Vasseur urges Ferrari to ignore title talk and stay focused on Spa after Silverstone win
Ferrari team principal Fred Vasseur has played down championship speculation despite the Scuderia winning two of the last three races, insisting the squad must stay grounded ahead of the Belgian Grand Prix at Spa-Francorchamps.
Ferrari team principal Fred Vasseur has urged his squad to set aside championship talk following Charles Leclerc’s victory at the British Grand Prix, insisting the team’s inconsistency makes any title conclusions premature.
Leclerc’s Silverstone win was Ferrari’s second in three races, following Lewis Hamilton’s breakthrough victory in Barcelona — the first of his career in Ferrari red. Yet sandwiched between those two results was a difficult Austrian Grand Prix weekend in which the team struggled badly, and Vasseur says that contrast is precisely why he refuses to be drawn on the Scuderia’s title credentials.
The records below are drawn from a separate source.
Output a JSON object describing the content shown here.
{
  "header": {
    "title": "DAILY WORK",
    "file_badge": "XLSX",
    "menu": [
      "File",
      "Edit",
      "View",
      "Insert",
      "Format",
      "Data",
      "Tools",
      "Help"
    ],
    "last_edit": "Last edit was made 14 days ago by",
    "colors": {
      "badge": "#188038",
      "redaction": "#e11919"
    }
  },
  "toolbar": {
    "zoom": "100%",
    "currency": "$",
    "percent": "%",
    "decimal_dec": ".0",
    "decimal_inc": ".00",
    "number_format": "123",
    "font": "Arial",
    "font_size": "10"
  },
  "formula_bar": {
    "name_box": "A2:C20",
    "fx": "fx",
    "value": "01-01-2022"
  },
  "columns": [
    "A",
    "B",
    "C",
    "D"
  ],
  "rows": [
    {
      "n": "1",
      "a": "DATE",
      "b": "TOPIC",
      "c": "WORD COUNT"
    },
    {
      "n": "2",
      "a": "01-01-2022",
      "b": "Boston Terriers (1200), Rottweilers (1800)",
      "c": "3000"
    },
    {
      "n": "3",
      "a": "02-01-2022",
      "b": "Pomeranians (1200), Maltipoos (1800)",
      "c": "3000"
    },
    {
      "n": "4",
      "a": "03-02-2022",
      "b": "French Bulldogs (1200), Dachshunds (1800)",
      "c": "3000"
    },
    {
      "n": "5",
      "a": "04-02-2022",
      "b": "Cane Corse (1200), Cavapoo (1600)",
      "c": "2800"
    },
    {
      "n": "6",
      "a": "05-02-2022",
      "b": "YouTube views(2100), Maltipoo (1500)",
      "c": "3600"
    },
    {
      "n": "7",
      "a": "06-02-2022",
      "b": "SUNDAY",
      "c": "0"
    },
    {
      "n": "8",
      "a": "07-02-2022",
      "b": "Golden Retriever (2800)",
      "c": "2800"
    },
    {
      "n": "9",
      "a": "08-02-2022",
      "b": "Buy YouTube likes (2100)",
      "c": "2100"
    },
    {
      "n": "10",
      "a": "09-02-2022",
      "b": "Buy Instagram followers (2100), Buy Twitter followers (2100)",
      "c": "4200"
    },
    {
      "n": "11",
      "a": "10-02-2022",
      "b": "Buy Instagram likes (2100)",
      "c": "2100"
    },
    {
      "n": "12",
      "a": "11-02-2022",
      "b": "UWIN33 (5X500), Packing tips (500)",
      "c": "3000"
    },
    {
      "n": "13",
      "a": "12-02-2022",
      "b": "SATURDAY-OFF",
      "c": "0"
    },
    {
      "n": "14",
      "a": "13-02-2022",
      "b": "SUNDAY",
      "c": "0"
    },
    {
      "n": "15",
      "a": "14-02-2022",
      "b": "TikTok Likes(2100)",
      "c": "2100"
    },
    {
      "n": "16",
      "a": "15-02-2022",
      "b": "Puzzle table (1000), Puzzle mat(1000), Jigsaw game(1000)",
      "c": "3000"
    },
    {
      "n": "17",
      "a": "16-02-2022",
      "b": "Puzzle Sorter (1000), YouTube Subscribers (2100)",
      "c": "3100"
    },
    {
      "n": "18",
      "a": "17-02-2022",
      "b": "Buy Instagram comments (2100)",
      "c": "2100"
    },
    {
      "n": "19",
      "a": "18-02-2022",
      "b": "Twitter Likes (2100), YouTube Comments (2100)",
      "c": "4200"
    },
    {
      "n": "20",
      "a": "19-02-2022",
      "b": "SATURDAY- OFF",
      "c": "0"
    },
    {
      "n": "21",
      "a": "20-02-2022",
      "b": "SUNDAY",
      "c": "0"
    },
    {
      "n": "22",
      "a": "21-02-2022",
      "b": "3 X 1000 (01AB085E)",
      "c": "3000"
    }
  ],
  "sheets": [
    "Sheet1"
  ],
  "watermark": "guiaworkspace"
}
“After Barcelona, I had the comment ‘Ah, Ferrari is back in the championship’. I said no,” Vasseur told reporters. “The week after you told me Ferrari is nowhere. I said no. I will have exactly the same approach with everybody at home. To say: ‘Guys, we had a good weekend. Now let’s be focused on Spa. It’s not that we are champions. We are also not nowhere. We are improving step by step. It is like it is.”
The results have nonetheless kept Ferrari in contention. Hamilton sits just 32 points behind Mercedes’ Kimi Antonelli in the drivers’ standings, while Ferrari trails Mercedes by 78 points in the constructors’ championship with more than half the season remaining.
Vasseur acknowledged that the Belgian Grand Prix at Spa-Francorchamps will present a different set of challenges to Silverstone, particularly for the 2026 power units given the circuit’s long straights and demanding energy harvesting requirements. He also conceded that Mercedes retain a performance edge in most conditions.
“I think Mercedes, honestly, they still have a small advantage on pure performance,” he said.
For Vasseur, the discipline of race-by-race focus is non-negotiable. “I never try to draw a conclusion after one race, two races, a good result, a bad result,” he said. “I’m just focused on doing more and to do better. It’s true for me, it’s true for everybody at the factory. Then it’s your job to speak about the championship, but I never did it.”